Search code examples
apache-sparkscalatestspark-structured-streaming

How to test streaming window aggregations?


I read some data off Kafka and perform window aggregations over it in the following manner:

inputDataSet
      .groupBy(functions.window(inputDataSet.col("timestamp"), "1 minutes"),
        col("id")))
      .agg(count("secondId").as("myCount")) 

How do I unit test this piece of code? All examples over the net are around Dstreams, but I am using a data set by loading from Kafka in this manner:

sparkSession.readStream
      .format("kafka")
      .option("kafka.bootstrap.servers", Settings.KAFKA_URL)
      .option("subscribe", Settings.KAFKA_TOPIC1)
      .option("failOnDataLoss", false)
      .option("startingOffsets", "latest").load()
      .select(from_json(col("value").cast("String"), mySchema).as("value"))

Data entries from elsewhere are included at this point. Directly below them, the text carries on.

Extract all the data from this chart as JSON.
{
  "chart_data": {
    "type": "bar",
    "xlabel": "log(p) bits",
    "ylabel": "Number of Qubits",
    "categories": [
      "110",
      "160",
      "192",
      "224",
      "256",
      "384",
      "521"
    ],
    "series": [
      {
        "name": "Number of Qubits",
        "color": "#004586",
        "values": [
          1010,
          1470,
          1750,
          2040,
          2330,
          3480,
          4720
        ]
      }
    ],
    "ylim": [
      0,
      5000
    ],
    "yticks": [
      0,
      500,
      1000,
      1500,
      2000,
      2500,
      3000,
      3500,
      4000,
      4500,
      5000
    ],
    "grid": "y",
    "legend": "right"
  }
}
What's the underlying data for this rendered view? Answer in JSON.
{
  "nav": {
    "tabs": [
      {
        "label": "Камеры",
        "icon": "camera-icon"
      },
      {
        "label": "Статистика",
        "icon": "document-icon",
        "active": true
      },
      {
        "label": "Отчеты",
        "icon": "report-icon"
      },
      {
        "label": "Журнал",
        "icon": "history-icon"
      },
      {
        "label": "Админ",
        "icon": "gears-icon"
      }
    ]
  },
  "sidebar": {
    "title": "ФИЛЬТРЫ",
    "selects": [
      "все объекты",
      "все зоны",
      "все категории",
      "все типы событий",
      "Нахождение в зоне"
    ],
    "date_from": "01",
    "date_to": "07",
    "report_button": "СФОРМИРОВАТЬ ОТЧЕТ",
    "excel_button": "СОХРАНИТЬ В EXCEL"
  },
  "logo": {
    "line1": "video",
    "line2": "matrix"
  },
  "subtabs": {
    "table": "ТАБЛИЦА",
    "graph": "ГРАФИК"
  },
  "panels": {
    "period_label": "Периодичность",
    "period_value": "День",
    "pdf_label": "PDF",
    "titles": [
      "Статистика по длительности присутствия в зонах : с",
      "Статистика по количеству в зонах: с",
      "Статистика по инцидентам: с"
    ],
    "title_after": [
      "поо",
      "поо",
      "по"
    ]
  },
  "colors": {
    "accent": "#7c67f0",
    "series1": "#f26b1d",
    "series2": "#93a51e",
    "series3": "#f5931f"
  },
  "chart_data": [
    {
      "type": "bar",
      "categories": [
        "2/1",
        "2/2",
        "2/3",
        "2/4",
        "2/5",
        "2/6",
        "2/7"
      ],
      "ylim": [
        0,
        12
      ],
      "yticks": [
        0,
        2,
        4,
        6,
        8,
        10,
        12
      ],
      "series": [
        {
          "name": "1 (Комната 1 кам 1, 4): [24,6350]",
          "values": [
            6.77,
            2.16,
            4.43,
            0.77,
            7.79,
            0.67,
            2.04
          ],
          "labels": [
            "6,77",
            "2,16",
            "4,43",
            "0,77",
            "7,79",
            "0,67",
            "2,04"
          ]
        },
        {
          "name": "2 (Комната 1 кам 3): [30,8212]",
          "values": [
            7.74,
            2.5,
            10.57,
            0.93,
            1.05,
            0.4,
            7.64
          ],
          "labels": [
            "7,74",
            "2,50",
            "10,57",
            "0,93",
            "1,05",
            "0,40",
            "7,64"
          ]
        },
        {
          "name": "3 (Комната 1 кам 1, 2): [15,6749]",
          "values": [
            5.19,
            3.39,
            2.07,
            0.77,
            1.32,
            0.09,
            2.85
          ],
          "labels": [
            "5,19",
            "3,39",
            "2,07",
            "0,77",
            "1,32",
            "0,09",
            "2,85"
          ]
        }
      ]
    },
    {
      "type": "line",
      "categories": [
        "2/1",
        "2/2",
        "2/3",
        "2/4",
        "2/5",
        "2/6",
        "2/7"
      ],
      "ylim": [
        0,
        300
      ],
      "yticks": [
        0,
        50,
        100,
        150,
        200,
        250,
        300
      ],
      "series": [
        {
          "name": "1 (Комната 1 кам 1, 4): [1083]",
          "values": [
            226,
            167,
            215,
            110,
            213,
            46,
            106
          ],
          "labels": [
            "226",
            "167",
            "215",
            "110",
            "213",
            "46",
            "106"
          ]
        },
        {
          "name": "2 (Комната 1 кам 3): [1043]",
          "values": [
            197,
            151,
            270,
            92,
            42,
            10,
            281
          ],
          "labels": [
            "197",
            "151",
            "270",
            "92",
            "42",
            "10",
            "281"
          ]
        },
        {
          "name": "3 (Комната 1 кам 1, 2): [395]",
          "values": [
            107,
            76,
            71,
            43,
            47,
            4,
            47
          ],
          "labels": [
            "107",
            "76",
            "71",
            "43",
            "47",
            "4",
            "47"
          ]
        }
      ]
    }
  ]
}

and passing this dataset to my aggregation function


Solution

  • I haven't heard of a testing framework that would help you with the testing of a streaming Datasets out of the box (beside the test suite in Spark itself that it uses internally).

    If I were to test a streaming Dataset I'd not use the Kafka source since it does not add much to the testing yet introduces another layer where things may get wrong.

    I'd use memory source and sink. I'd also review the tests for Structured Streaming in the Spark repo, esp. StreamingAggregationSuite since you asked about windowed streaming aggregates. Use the tests as a set of guidelines that you could employ for your own tests.